Since becoming a mother I have operated with at least some sense of overwhelm, which has mostly increased with each of the past 13 years. I am lucky that homeschooling has gone as well as it has, and that my practice has thrived since reopening, and that I have a home with a yard and a garden, and that I still have people who love and want to hang out with me. However, I have also come to realize that I can’t completely balance all of these things and allow my body the rest it needs while working as much as I do. A while back I cut my hours to work better with my life. This did help, but then my schedule started filling up and people who really needed healing massage weren’t able to find workable times for weeks. If there’s one thing I really don’t like it’s knowing someone needs me, and being unable to help them.
Enter another sister. My friend and fellow massage therapist Amanda Gilman-Stienstra called me a few months ago and said she was thinking about coming back to VT for the summer. When she confirmed her plans a few weeks later, I proposed that she come work in my office a bit while she was here. This way even if I couldn’t be there for each of my clients, I could know they’d be in good . . .wait for it . . . hands (commence eye rolling). She said yes!

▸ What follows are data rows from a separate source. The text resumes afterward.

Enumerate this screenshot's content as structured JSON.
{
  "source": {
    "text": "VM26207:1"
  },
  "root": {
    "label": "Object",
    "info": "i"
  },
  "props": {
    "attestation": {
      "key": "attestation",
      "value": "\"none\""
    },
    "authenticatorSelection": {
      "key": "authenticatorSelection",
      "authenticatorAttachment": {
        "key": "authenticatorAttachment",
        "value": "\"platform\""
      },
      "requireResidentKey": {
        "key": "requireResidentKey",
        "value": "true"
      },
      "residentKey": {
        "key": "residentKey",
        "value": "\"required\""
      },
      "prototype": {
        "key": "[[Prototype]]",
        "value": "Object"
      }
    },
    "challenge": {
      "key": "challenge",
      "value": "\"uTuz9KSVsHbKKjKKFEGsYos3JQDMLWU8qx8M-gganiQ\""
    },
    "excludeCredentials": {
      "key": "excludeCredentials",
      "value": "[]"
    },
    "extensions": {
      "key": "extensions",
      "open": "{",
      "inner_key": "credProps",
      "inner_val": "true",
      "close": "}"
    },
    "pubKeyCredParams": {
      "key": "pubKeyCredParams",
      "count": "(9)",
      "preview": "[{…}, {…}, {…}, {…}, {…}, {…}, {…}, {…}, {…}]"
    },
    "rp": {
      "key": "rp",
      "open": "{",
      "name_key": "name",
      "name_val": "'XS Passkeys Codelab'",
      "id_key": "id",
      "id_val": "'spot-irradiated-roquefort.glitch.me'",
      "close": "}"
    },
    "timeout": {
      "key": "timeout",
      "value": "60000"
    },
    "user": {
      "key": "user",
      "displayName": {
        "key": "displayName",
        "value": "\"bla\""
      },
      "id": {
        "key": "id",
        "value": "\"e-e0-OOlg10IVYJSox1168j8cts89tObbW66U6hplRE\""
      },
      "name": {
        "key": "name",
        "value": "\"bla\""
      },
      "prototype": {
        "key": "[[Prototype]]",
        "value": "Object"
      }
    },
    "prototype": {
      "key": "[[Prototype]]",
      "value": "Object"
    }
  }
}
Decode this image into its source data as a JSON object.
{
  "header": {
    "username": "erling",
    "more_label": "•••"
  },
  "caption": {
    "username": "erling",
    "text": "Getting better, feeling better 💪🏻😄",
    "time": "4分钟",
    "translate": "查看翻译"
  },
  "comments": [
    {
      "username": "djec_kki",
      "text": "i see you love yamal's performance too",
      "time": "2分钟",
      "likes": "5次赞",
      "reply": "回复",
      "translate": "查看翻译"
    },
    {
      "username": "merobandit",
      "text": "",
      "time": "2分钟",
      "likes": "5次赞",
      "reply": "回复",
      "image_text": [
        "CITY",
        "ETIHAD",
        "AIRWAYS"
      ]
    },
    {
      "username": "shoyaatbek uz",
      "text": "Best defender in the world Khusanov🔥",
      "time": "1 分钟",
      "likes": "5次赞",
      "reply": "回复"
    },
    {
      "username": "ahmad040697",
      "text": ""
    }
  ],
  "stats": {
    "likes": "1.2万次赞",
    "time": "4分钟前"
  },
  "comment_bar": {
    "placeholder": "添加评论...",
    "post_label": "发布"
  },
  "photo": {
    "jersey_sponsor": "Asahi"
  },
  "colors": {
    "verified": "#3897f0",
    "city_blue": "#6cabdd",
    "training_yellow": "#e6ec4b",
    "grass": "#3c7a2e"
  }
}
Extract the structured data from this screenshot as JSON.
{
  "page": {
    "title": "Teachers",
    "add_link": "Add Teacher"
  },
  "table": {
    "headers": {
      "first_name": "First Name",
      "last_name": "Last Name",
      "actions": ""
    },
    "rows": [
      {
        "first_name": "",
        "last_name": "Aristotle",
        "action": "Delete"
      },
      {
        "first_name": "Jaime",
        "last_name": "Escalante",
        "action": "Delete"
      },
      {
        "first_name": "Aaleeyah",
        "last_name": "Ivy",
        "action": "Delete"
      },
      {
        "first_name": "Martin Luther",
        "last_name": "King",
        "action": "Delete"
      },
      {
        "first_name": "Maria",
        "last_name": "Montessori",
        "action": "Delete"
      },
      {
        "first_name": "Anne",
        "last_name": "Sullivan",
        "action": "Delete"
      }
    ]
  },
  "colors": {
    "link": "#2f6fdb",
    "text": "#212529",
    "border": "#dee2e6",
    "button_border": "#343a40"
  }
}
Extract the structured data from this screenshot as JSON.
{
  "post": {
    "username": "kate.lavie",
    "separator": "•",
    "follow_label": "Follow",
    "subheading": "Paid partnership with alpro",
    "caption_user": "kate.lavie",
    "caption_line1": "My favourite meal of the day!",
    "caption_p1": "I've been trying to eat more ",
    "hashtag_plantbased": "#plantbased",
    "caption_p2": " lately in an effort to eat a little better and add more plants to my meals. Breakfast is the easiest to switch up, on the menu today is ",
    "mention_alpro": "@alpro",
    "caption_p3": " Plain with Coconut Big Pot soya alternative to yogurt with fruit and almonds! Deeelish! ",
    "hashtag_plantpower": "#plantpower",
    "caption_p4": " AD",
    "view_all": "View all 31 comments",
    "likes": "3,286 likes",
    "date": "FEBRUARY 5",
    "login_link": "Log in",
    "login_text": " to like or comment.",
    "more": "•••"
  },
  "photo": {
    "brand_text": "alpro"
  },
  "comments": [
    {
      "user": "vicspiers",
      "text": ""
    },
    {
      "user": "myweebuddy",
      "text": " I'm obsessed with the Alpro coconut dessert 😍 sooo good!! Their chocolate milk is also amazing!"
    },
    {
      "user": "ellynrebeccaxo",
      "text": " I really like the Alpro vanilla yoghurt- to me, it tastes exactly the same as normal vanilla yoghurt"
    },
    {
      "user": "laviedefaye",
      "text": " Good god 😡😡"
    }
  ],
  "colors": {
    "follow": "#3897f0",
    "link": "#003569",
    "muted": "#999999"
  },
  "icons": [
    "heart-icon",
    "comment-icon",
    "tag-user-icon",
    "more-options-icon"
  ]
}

Amanda is an amazing therapist and wonderful person, and I’m so glad she’s going to be available to my clients this summer! When she’s not taking in the green mountains, Amanda resides in Sedona, AZ, where she is a yoga teacher and a massage therapist, operating her own practice called Red Rock Healing Massage. If you would like to learn more about Amanda, check her out here.
Can I get a high five for sisters!? Needless to say, I couldn’t have done. . . . can’t do it without them.